The potential investment requirements for 5G has prompted operator calls for a level playing field with OTT players and a lighter touch from regulators – with the warning that some 5G launch goals are “too aggressive”.
“Key to any deployment of 5G is the ability of operators to make the necessary capex investments. We need a favourable regulatory code and encouragement from the relevant bodies,” said Stephane Richard (pictured), CEO and chairman of Orange, in the Building the 5G Economy keynote.
“We need a positive approach to the specifications, better harmonisation and exclusive 5G spectrum made available at a lower cost than we’ve seen previously – and we should have 25-year spectrum licences.”
Warming to the topic, the Orange CEO continued: “5G should not just be about the technology and regulatory environment, but include all those industries that will be impacted by 5G who should have input into its design.

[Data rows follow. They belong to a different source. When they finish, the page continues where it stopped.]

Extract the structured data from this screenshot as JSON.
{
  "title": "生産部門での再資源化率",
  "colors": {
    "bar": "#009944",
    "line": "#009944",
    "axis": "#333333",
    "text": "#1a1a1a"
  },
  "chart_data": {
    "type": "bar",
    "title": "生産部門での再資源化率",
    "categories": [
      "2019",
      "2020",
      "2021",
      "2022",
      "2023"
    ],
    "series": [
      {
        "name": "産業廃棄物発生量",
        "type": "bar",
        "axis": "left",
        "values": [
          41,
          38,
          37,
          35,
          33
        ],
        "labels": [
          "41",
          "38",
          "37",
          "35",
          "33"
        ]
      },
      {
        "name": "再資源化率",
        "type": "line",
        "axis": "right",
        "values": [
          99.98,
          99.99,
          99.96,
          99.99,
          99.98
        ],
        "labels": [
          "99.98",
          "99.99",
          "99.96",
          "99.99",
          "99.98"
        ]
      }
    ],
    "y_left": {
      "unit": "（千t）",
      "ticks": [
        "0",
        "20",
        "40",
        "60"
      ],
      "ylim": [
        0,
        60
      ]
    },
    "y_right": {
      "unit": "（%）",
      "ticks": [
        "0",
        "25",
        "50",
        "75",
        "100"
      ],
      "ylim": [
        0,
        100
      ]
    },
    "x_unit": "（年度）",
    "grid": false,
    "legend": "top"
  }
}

We also need to have a simple and balanced approach for the delivery of services so all parts of the value chain can benefit.”

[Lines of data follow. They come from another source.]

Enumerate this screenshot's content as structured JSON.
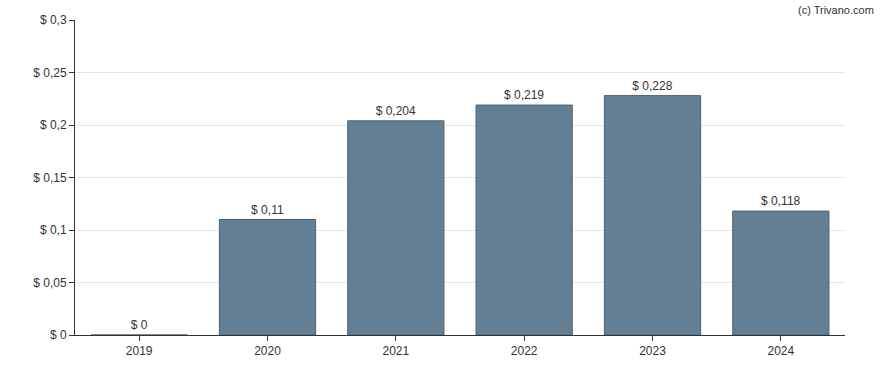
{
  "chart_data": {
    "type": "bar",
    "categories": [
      "2019",
      "2020",
      "2021",
      "2022",
      "2023",
      "2024"
    ],
    "values": [
      0,
      0.11,
      0.204,
      0.219,
      0.228,
      0.118
    ],
    "value_labels": [
      "$ 0",
      "$ 0,11",
      "$ 0,204",
      "$ 0,219",
      "$ 0,228",
      "$ 0,118"
    ],
    "data_labels": true,
    "color": "#647f93",
    "ylim": [
      0,
      0.3
    ],
    "yticks": [
      {
        "value": 0,
        "label": "$ 0"
      },
      {
        "value": 0.05,
        "label": "$ 0,05"
      },
      {
        "value": 0.1,
        "label": "$ 0,1"
      },
      {
        "value": 0.15,
        "label": "$ 0,15"
      },
      {
        "value": 0.2,
        "label": "$ 0,2"
      },
      {
        "value": 0.25,
        "label": "$ 0,25"
      },
      {
        "value": 0.3,
        "label": "$ 0,3"
      }
    ],
    "grid": true,
    "annotations": [
      "(c) Trivano.com"
    ]
  }
}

Mike Fries, CEO and president of Liberty Global, added another perspective: “The commercial deployment of 5G by 2020 is too aggressive, and LTE still has significant headroom. There is also the question that 5G could come to a crossroad where the massive capex requirements are not forthcoming.”
“There are also too many mobile operators in Europe,” added Fries, backing Richard by adding: “There needs to be a levelling of the playing field with regard to OTT providers.”
Picking up on operator consolidation, the Orange CEO said that the French market would be better served by three converged service providers, given the level of investment requirements. “I would be pleased if the EU would change its stance on lower pricing by recognising the capex essentials, and we might look more positively on future expenditure if more consolidation was allowed in France.”
Responding to this argument, Andrus Ansip, VP for the digital single market at the European Commission, said consolidation is allowed, “and we don’t say how many operators there should be in each country”.